FAST Group, a last-mile logistics provider, is grappling with severe financial instability following its recent merger, prompting its private equity backer to freeze additional capital. Internal metrics reveal steep revenue declines and mounting debt pressures.
- FAST Group's core delivery revenue fell 38% YoY in Q4 2025, dropping to $88 million.
- Operating losses surged to $62 million in Q4 2025, more than doubling from $29 million in the prior year.
- A $300 million capital facility was frozen by the PE backer as of January 5, 2026.
- Debt service coverage ratio fell below 0.7x, signaling high liquidity risk.
- Internal audits revealed revenue recognition issues across three regional hubs.
- Client-driven partners saw stock declines of up to 12% on January 10, 2026.

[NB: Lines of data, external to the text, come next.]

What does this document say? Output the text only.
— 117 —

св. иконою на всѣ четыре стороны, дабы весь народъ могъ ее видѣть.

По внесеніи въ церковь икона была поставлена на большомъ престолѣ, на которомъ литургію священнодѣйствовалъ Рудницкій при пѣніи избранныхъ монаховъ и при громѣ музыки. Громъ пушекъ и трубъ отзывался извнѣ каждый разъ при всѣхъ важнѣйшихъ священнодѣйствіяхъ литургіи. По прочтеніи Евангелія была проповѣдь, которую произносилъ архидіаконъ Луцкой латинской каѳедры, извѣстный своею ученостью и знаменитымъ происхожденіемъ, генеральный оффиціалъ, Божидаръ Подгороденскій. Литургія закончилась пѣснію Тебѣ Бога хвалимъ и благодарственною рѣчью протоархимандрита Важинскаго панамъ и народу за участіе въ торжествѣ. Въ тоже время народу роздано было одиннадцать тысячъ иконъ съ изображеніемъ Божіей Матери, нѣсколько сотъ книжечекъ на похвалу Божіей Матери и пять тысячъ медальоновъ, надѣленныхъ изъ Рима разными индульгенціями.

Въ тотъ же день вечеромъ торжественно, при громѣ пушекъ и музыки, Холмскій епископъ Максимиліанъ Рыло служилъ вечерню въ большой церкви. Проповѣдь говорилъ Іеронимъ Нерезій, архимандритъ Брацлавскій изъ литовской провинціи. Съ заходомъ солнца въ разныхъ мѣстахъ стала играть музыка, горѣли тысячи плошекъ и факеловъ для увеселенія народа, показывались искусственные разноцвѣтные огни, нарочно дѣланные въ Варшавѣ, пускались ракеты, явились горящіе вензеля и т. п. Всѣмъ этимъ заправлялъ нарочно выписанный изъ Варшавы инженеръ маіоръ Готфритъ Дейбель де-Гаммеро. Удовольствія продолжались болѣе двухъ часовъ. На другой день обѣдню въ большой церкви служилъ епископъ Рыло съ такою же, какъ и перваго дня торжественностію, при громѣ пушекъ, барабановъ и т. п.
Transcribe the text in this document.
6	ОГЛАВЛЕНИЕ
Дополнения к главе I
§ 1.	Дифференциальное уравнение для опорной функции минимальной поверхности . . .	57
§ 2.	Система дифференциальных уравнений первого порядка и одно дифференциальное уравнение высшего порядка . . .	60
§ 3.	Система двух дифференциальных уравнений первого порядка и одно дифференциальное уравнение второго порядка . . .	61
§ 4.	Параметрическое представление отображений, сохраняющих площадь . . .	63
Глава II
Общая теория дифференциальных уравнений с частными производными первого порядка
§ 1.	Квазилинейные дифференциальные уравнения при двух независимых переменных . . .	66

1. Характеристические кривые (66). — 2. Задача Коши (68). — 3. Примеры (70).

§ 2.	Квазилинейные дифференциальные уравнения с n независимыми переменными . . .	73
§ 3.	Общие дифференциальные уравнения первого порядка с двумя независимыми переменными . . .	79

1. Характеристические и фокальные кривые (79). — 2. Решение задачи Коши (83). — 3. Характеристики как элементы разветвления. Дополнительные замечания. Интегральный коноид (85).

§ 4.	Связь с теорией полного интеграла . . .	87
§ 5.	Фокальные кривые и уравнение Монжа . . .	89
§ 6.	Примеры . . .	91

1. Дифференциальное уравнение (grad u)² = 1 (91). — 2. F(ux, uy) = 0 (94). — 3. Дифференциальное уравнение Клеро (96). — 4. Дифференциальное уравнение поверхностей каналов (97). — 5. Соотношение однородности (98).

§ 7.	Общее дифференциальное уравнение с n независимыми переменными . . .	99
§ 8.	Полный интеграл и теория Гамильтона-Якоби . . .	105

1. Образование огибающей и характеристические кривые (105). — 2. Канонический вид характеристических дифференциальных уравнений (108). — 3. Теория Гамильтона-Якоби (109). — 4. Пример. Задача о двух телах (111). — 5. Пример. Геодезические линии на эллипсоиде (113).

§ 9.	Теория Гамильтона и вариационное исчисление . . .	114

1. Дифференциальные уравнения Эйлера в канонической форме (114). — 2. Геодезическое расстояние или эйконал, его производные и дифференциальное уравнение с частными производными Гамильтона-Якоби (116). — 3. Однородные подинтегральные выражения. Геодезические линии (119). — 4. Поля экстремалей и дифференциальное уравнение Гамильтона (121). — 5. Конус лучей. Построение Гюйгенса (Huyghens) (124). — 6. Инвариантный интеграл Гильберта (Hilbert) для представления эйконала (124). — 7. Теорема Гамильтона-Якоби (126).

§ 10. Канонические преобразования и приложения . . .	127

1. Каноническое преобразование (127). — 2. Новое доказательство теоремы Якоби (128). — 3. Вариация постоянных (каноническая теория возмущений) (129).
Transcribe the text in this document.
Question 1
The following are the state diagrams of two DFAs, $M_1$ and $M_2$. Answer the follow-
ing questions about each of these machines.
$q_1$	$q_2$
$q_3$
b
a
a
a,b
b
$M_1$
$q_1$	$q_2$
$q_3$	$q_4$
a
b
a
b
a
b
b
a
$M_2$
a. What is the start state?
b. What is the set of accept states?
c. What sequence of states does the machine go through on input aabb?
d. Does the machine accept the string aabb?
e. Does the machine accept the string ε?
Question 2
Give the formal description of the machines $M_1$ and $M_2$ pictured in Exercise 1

FAST Group has entered a period of acute financial distress after its post-merger integration failed to deliver anticipated synergies. The company reported a 38% year-over-year decline in core delivery revenues during Q4 2025, falling from $142 million to $88 million, while operating losses ballooned to $62 million—up from $29 million in the same period the prior year. The deteriorating financial picture prompted FAST’s principal private equity investor to halt further funding commitments as of January 5, 2026. This decision effectively froze access to a $300 million committed capital facility intended for network expansion and technology upgrades. The investor cited material deviations from projected performance, including higher-than-expected customer churn and rising fuel and labor costs that eroded margins. Internal audits uncovered discrepancies in revenue recognition practices across three regional hubs, raising concerns about financial transparency. Additionally, FAST’s debt service coverage ratio dropped below 0.7x in Q4—a level indicating serious liquidity risk—down from 1.3x at the end of 2024. Management has since appointed an interim CFO and initiated a restructuring review. The fallout extends beyond FAST Group. Its major clients, including e-commerce retailers and delivery platforms, are reassessing supply chain dependencies. Stock prices of related infrastructure providers have declined by up to 12% in early trading on January 10, reflecting broader investor unease over last-mile logistics stability amid macroeconomic headwinds.